Но тот решил не сдаваться и оставить последнее слово за собой:
– Грустно, – патетически закатил он глаза, – грустно, други, мне. Но не оттого, что усомнились в словах моих, осмеяли их и подвергли поруганию, а оттого, что прибыв в Сяньское царство, вы сами всё увидите своими глазами и устыдитесь! Стыдно вам станет и горько за напрасно чинимые мне ныне обиды!
– Ох-ох! Разошёлся – поглянь на него! Стыдно нам будет… Ничё! Стыд не соль, глаза не ест. А я заради зрелища с летучим змеем готов и постыдится малость! – кормчий вновь перехватил руль и подправил ход струга. – Сам первый не только повинюсь перед тобой, забулдыгой, но и шапку свою сжую на спор!

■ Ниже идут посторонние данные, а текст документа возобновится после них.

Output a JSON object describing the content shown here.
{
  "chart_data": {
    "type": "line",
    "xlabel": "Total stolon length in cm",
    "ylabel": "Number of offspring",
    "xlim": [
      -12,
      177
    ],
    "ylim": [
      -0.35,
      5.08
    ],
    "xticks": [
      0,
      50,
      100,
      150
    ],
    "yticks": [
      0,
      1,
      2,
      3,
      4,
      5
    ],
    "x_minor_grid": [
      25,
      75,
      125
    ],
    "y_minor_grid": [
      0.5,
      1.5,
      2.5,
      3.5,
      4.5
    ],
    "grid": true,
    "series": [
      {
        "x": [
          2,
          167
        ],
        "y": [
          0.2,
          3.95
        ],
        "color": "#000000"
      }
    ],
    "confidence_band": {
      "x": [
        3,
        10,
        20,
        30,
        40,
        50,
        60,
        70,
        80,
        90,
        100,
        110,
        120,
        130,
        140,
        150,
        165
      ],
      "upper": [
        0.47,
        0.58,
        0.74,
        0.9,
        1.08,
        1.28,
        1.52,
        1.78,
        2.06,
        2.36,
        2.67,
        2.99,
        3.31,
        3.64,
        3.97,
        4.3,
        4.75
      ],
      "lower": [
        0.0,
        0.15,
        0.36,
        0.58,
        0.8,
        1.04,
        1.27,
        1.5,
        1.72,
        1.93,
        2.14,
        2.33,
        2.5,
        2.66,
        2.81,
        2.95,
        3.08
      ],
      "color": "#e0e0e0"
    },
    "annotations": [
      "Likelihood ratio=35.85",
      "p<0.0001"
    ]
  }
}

– Эх! – бедный Дорофей в непритворном горе саданул себя кулаком по колену. – Мне, значит, не верите? А как давеча, Акинфий, ты сам брехал людям про песьеглавцев, кои на пути в Сяньские земли живут, так никто слова поперёк не сказал! Рты пораскрывали и внимали, дубины!..
– Ты не путай! – сдвинул брови дядька Акинфий. – Я-то вслед за уважаемыми людями повторяю, а не брешу на ветер, аки шавка дурная…
– Во-во! – поддакнула Кира, скучающая неподалёку и от нечего делать прислушивающаяся к трёпу корабельной команды. – Мне вот вчера на вечерней стоянке тоже уважаемые люди врали про волкодлаков, что на Чанчуньских порогах караваны поджидают. Будто голова у них с котёл, а клыки – с локоть. Корабельные борта только так хрумкают. Я верю. Как не верить людям уважаемым?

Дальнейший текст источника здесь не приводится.